Claude FROIDMONT, Quand j’étais belge, F Deville, 2023, 200 p., 20 €, ISBN : 9782875990747
Claude Froidmont s’est déjà fait reconnaître comme romancier et il a donné un ouvrage sur François Mauriac à l’issue d’un séjour d’études dans la demeure de Malagar. Liégeois et romaniste, il a nourri de tous temps un culte profond pour la France et surtout sa culture, au point d’y passer des concours pour pouvoir y enseigner, d’en acquérir la nationalité et d’y demeurer. Le récit qu’il livre aujourd’hui retrace son itinéraire convictionnel qui prend des allures de bilan personnel au seuil de la soixantaine.
Enfant, il a grandi dans une famille friande de débats politiques, son père étant employé par Le Monde du travail, un journal socialiste fondé par des résistants durant la seconde guerre mondiale. C’est là que son idéalisme prend racine et il a vingt ans lorsque François Mitterrand accède à la présidence du pays qu’il aime tant. Dans son prologue, il annonce au lecteur que trois choses ont porté son existence dont une seule subsiste. La première est son idéal de gauche, qui a été mis à mal par le mouvement du tout au marché qui a plombé les dernières décennies, dès les renoncements qui ont suivi la victoire de la gauche en 1981. Selon lui, les reculs n’ont cessé de s’accentuer, au point que sa fascination – la deuxième – pour la France, ancrée dans les idéaux républicains, s’est estompée dans ce mouvement qui a brouillé les repères idéologiques traditionnels de cet intellectuel nourri aux idées de Pierre Bourdieu.

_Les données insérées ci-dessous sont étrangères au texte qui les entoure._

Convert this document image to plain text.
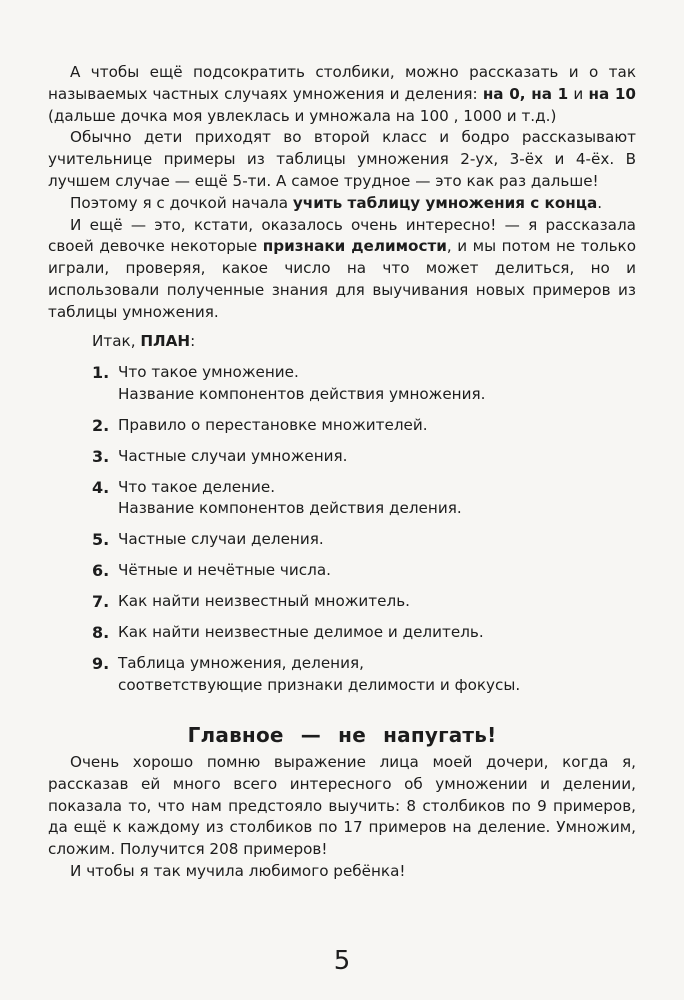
А чтобы ещё подсократить столбики, можно рассказать и о так называемых частных случаях умножения и деления: на 0, на 1 и на 10 (дальше дочка моя увлеклась и умножала на 100 , 1000 и т.д.)

Обычно дети приходят во второй класс и бодро рассказывают учительнице примеры из таблицы умножения 2-ух, 3-ёх и 4-ёх. В лучшем случае — ещё 5-ти. А самое трудное — это как раз дальше!

Поэтому я с дочкой начала учить таблицу умножения с конца.

И ещё — это, кстати, оказалось очень интересно! — я рассказала своей девочке некоторые признаки делимости, и мы потом не только играли, проверяя, какое число на что может делиться, но и использовали полученные знания для выучивания новых примеров из таблицы умножения.

Итак, ПЛАН:
1. Что такое умножение.
Название компонентов действия умножения.
2. Правило о перестановке множителей.
3. Частные случаи умножения.
4. Что такое деление.
Название компонентов действия деления.
5. Частные случаи деления.
6. Чётные и нечётные числа.
7. Как найти неизвестный множитель.
8. Как найти неизвестные делимое и делитель.
9. Таблица умножения, деления,
соответствующие признаки делимости и фокусы.
Главное — не напугать!

Очень хорошо помню выражение лица моей дочери, когда я, рассказав ей много всего интересного об умножении и делении, показала то, что нам предстояло выучить: 8 столбиков по 9 примеров, да ещё к каждому из столбиков по 17 примеров на деление. Умножим, сложим. Получится 208 примеров!

И чтобы я так мучила любимого ребёнка!

5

Reste la Culture, qui porte les idées, avec une prédilection pour les voix fortes, vibrantes de convictions, et les grands noms du monde littéraire. Dès son plus jeune âge, il tient une correspondance avec les auteurs, cherche à les rencontrer, assiste à leurs conférences, et il se plaît à en détailler le souvenir exquis aux nombreuses anecdotes. Comme s’il cherchait, dans leur sillage, à se rapprocher plus encore d’un astre nourricier, toujours avec une prédilection pour la dissidence, les chemins de traverse. Dans ce périple, l’écriture lui tient lieu de réconfort, comme si elle lui permettait d’approcher au mieux l’inaccessible étoile. Les pages qu’il nous donne sont portées par ses lectures et son goût du débat, elles sont imprégnées d’une forme de classicisme de bon aloi.
À ce jeu, qui prend des allures de quête incessante dont on ne ressort pas indemne, il dit avoir beaucoup perdu, au point de se retrouver plus seul aujourd’hui. Aussi Quand j’étais belge est-il avant tout une succession de confidences qui ne cherchent en rien à gommer les errements et sa lecture peut séduire par sa sincérité et illustrer le désenchantement dont les observateurs soulignent régulièrement à quel point il a gagné une part de notre société en mal de repères.